The fall-out from last week's presidential debate continues -- I was honored to help write a part of Frank Rich's headline this weekend, and I've also been called a few new names from the right. My open letter to ABC's Charlie Gibson and George Stephanopoulos drew by far the most email of any blog post I've written since I started doing this in 2004, and most of it's been positive (wow!). Thank you so much, all of you on both sides, for responding.
It's time now to look forward past the debacle, but we can begin by looking back...way back. My friend and Attytood reader Joe Sixpack (read the blog, buy the book) sent me this last week, and I thought folks would find this interesting. It's the questions from the first Kennedy-Nixon debate in 1960.
The debate was held on Sept. 26, 1960. The moderator was Howard K. Smith of, ahem, ABC News, and the panelists were Bob Flemming of ABC, Stuart Novins of CBS, Sander Vanocur of NBC, Charles Warren of Mutual.
The questions are self-explanatory:
Senator, the Vice President in his campaign has said that you were naive and at times immature. He has raised the question of leadership. On this issue, why do you think people should vote for you rather than the Vice President?
Mr. Vice President, your campaign stresses the value of your eight year experience, and the question arises as to whether that experience was as an observer or as a participant or as an initiator of policy-making. Would you tell us please specifically what major proposals you have made in the last eight years that have been adopted by the Administration?

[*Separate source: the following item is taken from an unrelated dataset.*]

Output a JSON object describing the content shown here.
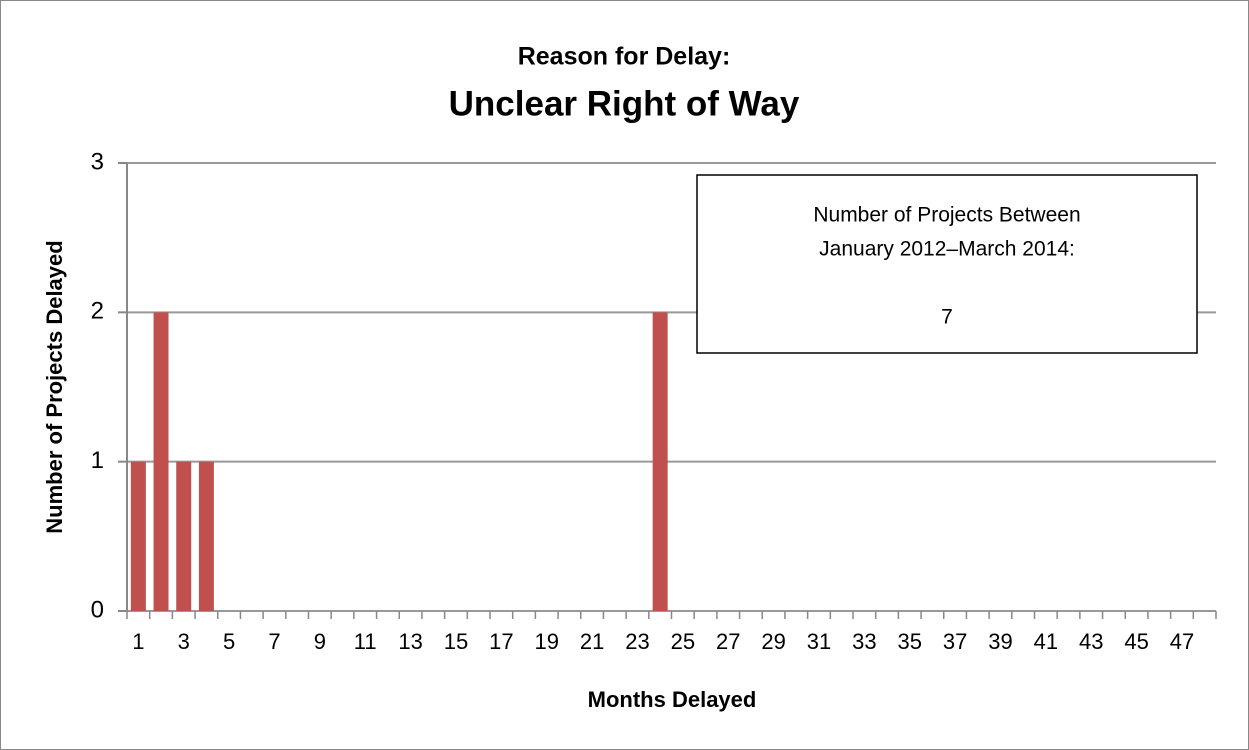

I'd like to ask this: It's a fact, I think, that presidential candidates traditionally make promises to farmers. Lots of people, I think, don't understand why the government pays farmers for not producing certain crops or paying farmers if they overproduce for that matter. Now, let me ask, sir, why can't the farmer operate like the business man who operates a factory? If an auto company overproduces a certain model car Uncle Sam doesn't step in and buy up the surplus. Why this constant courting of the farmer?
Mr. Vice President, since the question of executive leadership is a very important campaign issue, I'd like to follow Mr. Novins' question. Now, Republican campaign slogans - you'll see them on signs around the country as you did last week - say it's experience that counts - that's over a picture of yourself; sir uh - implying that you've had more governmental executive decision-making uh - experience than uh - your opponent. Now, in his news conference on August twenty-fourth, President Eisenhower was asked to give one example of a major idea of yours that he adopted. His reply was, and I'm quoting; "If you give me a week I might think of one. I don't remember." Now that was a month ago, sir, and the President hasn't brought it up since, and I'm wondering, sir, if you can clarify which version is correct - the one put out by Republican campaign leaders or the one put out by President Eisenhower?
Senator Kennedy, in connection with these problems of the future that you speak of, and the program that you enunciated earlier in your direct talk, you call for expanding some of the welfare programs for schools, for teacher salaries, medical care, and so forth; but you also call for reducing the federal debt. And I'm wondering how you, if you're president in January, would go about paying the bill for all this.
Mr. Vice President you mentioned schools and it was just yesterday I think you asked for a crash program to raise education standards, and this evening you talked about advances in education. Mr. Vice President, you said - it was back in 1957 - that salaries paid to school teachers were nothing short of a national disgrace. Higher salaries for teachers, you added, were important and if the situation wasn't corrected it could lead to a national disaster. And yet, you refused to vote in the Senate in order to break a tie vote when that single vote, if it had been yes, would have granted salary increases to teachers. I wonder if you could explain that, sir.
Senator, you've been promising the voters that if you are elected president you'll try and push through Congress bills on medical aid to the aged, a comprehensive minimum hourly wage bill, federal aid to education. Now, in the August post-convention session of the Congress, when you at least held up the possibility you could one day be president and when you had overwhelming majorities, especially in the Senate, you could not get action on these bills. Now how do you feel that you'll be able to get them in January if you weren't able to get them in August?
Mr. Vice President, do I take it then you believe that you can work better with Democratic majorities in the House and Senate than Senator Kennedy could work with Democratic majorities in the House and Senate?
Senator Kennedy, on another subject, Communism is so often described as an ideology or a belief that exists somewhere other than in the . Let me ask you, sir: just how serious a threat to our national security are these Communist subversive activities in the
today?
Mr. Vice President uh - in one of your earlier statements you said we've moved ahead, we've built more schools, we've built more hospitals. Now, sir, isn't it true that the building of more schools is a local matter for financing? Uh - Were you claiming that the Eisenhower Administration was responsible for the building of these schools, or is it the local school districts that provide for it?